[OpenIndiana-discuss] Sudden ZFS performance issue

Fri Jul 5 16:08:44 UTC 2013

Good morning,

I have a weird problem with two of the 15+ OpenSolaris storage servers in our
environment. All the Nearline servers are essentially the same. Supermicro
X9DR3-F based server, Dual E5-2609's, 64GB memory, Dual 10Gb SFP+ NICs, LSI
9200-8e HBA, Supermicro CSE-826E26-R1200LPB storage arrays and Seagate
enterprise 2TB SATA or SAS drives (not mixed within a server). Root, l2ARC and
ZIL are all on Intel SSD (SLC series 313 for ZIL, MLC 520 for L2ARC and MLC 330
for boot)

The volumes are built out of 9 drive Z1 groups, ashift is set to 9 (which is
supposed to appropiate for the enterprise seagates).
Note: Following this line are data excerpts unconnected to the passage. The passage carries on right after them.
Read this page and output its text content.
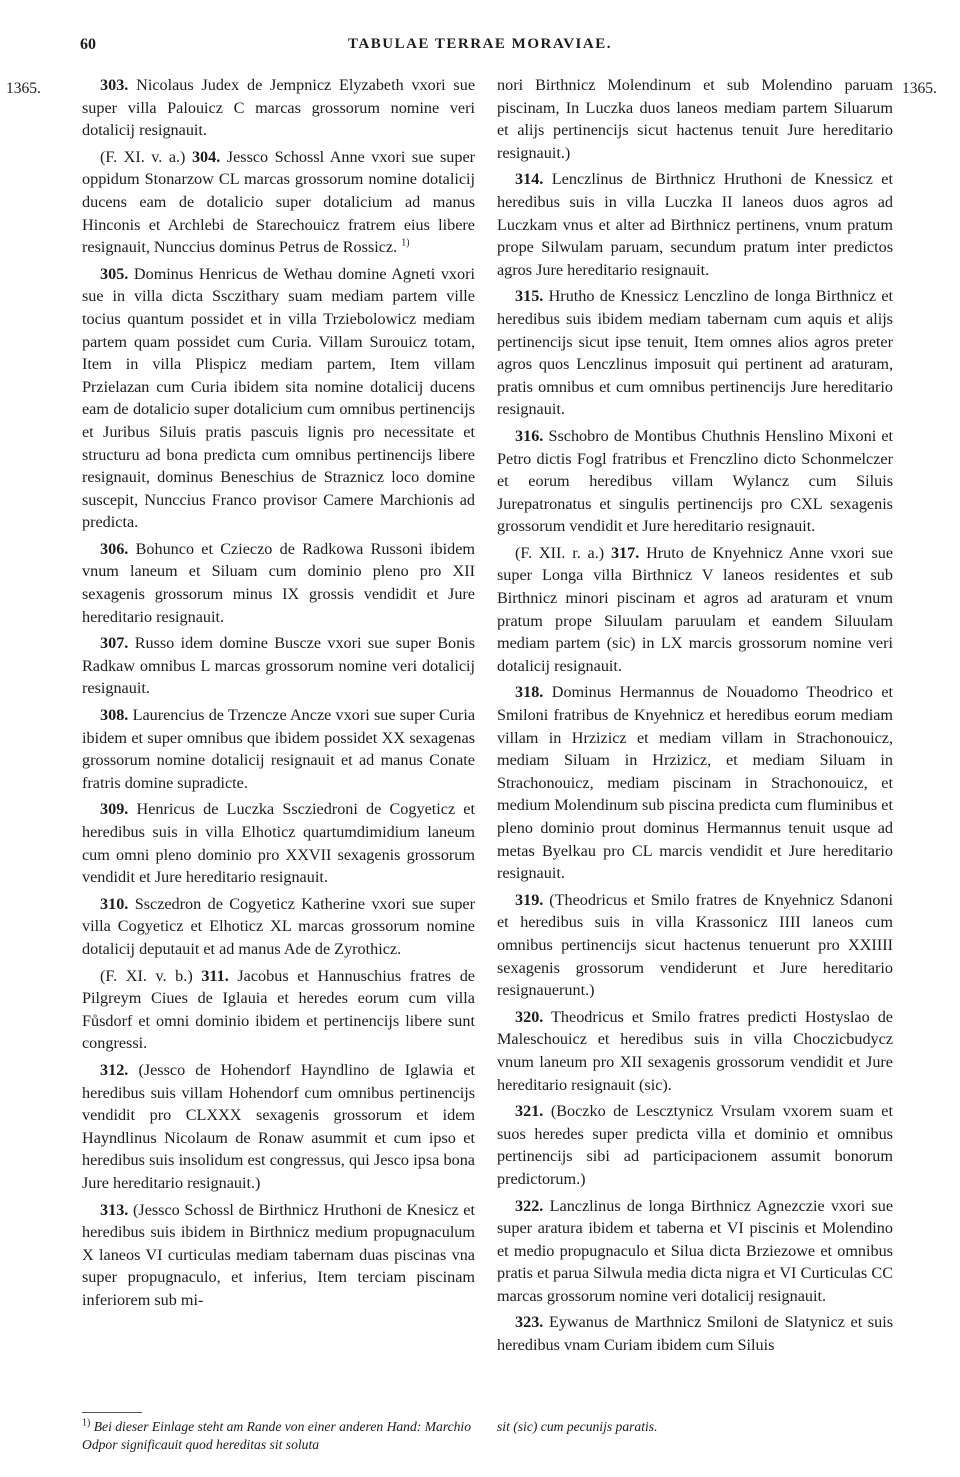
60	TABULAE TERRAE MORAVIAE.
1365.	1365.

303. Nicolaus Judex de Jempnicz Elyzabeth vxori sue super villa Palouicz C marcas grossorum nomine veri dotalicij resignauit.

(F. XI. v. a.) 304. Jessco Schossl Anne vxori sue super oppidum Stonarzow CL marcas grossorum nomine dotalicij ducens eam de dotalicio super dotalicium ad manus Hinconis et Archlebi de Starechouicz fratrem eius libere resignauit, Nunccius dominus Petrus de Rossicz. $^{1)}$

305. Dominus Henricus de Wethau domine Agneti vxori sue in villa dicta Ssczithary suam mediam partem ville tocius quantum possidet et in villa Trziebolowicz mediam partem quam possidet cum Curia. Villam Surouicz totam, Item in villa Plispicz mediam partem, Item villam Przielazan cum Curia ibidem sita nomine dotalicij ducens eam de dotalicio super dotalicium cum omnibus pertinencijs et Juribus Siluis pratis pascuis lignis pro necessitate et structuru ad bona predicta cum omnibus pertinencijs libere resignauit, dominus Beneschius de Straznicz loco domine suscepit, Nunccius Franco provisor Camere Marchionis ad predicta.

306. Bohunco et Czieczo de Radkowa Russoni ibidem vnum laneum et Siluam cum dominio pleno pro XII sexagenis grossorum minus IX grossis vendidit et Jure hereditario resignauit.

307. Russo idem domine Buscze vxori sue super Bonis Radkaw omnibus L marcas grossorum nomine veri dotalicij resignauit.

308. Laurencius de Trzencze Ancze vxori sue super Curia ibidem et super omnibus que ibidem possidet XX sexagenas grossorum nomine dotalicij resignauit et ad manus Conate fratris domine supradicte.

309. Henricus de Luczka Sscziedroni de Cogyeticz et heredibus suis in villa Elhoticz quartumdimidium laneum cum omni pleno dominio pro XXVII sexagenis grossorum vendidit et Jure hereditario resignauit.

310. Ssczedron de Cogyeticz Katherine vxori sue super villa Cogyeticz et Elhoticz XL marcas grossorum nomine dotalicij deputauit et ad manus Ade de Zyrothicz.

(F. XI. v. b.) 311. Jacobus et Hannuschius fratres de Pilgreym Ciues de Iglauia et heredes eorum cum villa Fůsdorf et omni dominio ibidem et pertinencijs libere sunt congressi.

312. (Jessco de Hohendorf Hayndlino de Iglawia et heredibus suis villam Hohendorf cum omnibus pertinencijs vendidit pro CLXXX sexagenis grossorum et idem Hayndlinus Nicolaum de Ronaw asummit et cum ipso et heredibus suis insolidum est congressus, qui Jesco ipsa bona Jure hereditario resignauit.)

313. (Jessco Schossl de Birthnicz Hruthoni de Knesicz et heredibus suis ibidem in Birthnicz medium propugnaculum X laneos VI curticulas mediam tabernam duas piscinas vna super propugnaculo, et inferius, Item terciam piscinam inferiorem sub mi-

nori Birthnicz Molendinum et sub Molendino paruam piscinam, In Luczka duos laneos mediam partem Siluarum et alijs pertinencijs sicut hactenus tenuit Jure hereditario resignauit.)

314. Lenczlinus de Birthnicz Hruthoni de Knessicz et heredibus suis in villa Luczka II laneos duos agros ad Luczkam vnus et alter ad Birthnicz pertinens, vnum pratum prope Silwulam paruam, secundum pratum inter predictos agros Jure hereditario resignauit.

315. Hrutho de Knessicz Lenczlino de longa Birthnicz et heredibus suis ibidem mediam tabernam cum aquis et alijs pertinencijs sicut ipse tenuit, Item omnes alios agros preter agros quos Lenczlinus imposuit qui pertinent ad araturam, pratis omnibus et cum omnibus pertinencijs Jure hereditario resignauit.

316. Sschobro de Montibus Chuthnis Henslino Mixoni et Petro dictis Fogl fratribus et Frenczlino dicto Schonmelczer et eorum heredibus villam Wylancz cum Siluis Jurepatronatus et singulis pertinencijs pro CXL sexagenis grossorum vendidit et Jure hereditario resignauit.

(F. XII. r. a.) 317. Hruto de Knyehnicz Anne vxori sue super Longa villa Birthnicz V laneos residentes et sub Birthnicz minori piscinam et agros ad araturam et vnum pratum prope Siluulam paruulam et eandem Siluulam mediam partem (sic) in LX marcis grossorum nomine veri dotalicij resignauit.

318. Dominus Hermannus de Nouadomo Theodrico et Smiloni fratribus de Knyehnicz et heredibus eorum mediam villam in Hrzizicz et mediam villam in Strachonouicz, mediam Siluam in Hrzizicz, et mediam Siluam in Strachonouicz, mediam piscinam in Strachonouicz, et medium Molendinum sub piscina predicta cum fluminibus et pleno dominio prout dominus Hermannus tenuit usque ad metas Byelkau pro CL marcis vendidit et Jure hereditario resignauit.

319. (Theodricus et Smilo fratres de Knyehnicz Sdanoni et heredibus suis in villa Krassonicz IIII laneos cum omnibus pertinencijs sicut hactenus tenuerunt pro XXIIII sexagenis grossorum vendiderunt et Jure hereditario resignauerunt.)

320. Theodricus et Smilo fratres predicti Hostyslao de Maleschouicz et heredibus suis in villa Choczicbudycz vnum laneum pro XII sexagenis grossorum vendidit et Jure hereditario resignauit (sic).

321. (Boczko de Lescztynicz Vrsulam vxorem suam et suos heredes super predicta villa et dominio et omnibus pertinencijs sibi ad participacionem assumit bonorum predictorum.)

322. Lanczlinus de longa Birthnicz Agnezczie vxori sue super aratura ibidem et taberna et VI piscinis et Molendino et medio propugnaculo et Silua dicta Brziezowe et omnibus pratis et parua Silwula media dicta nigra et VI Curticulas CC marcas grossorum nomine veri dotalicij resignauit.

323. Eywanus de Marthnicz Smiloni de Slatynicz et suis heredibus vnam Curiam ibidem cum Siluis

$^{1)}$ Bei dieser Einlage steht am Rande von einer anderen Hand: Marchio Odpor significauit quod hereditas sit soluta
sit (sic) cum pecunijs paratis.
The pools are large
(120-130TB) but are only between 27 and 32% full. Each server serves an iSCSI
(Comstar) and an CIFS (in kernel server) volume of the same pool. I realize this
is not optimal from a recovery/resilver/rebuild standpoint but the servers are
replicated and the data is easily rebuildable.

Initially these servers did great for several months, while certainly no speed
demons, 300+ MB/sec for sequential read/writes was not a problem. Several weeks
ago, literally overnight, replication times went through the roof for one
server. Simple testing showed that reading from the pool would no longer go over
25MB/s. Even a scrub that used to run at 400+ MB/sec is now crawling along at
below 40MB/s.

Sometime yesterday the second server started to exhibit the exact same
behaviour. This one is used even less (it's our D2D2T server) and data is
written to it at night and read during the day to be written to tape.

I've exhausted all I know and I'm at a loss. Does anyone have any ideas of what
to look at, or do any obvious reasons for this behaviour jump out from the
configuration above?

Thanks

W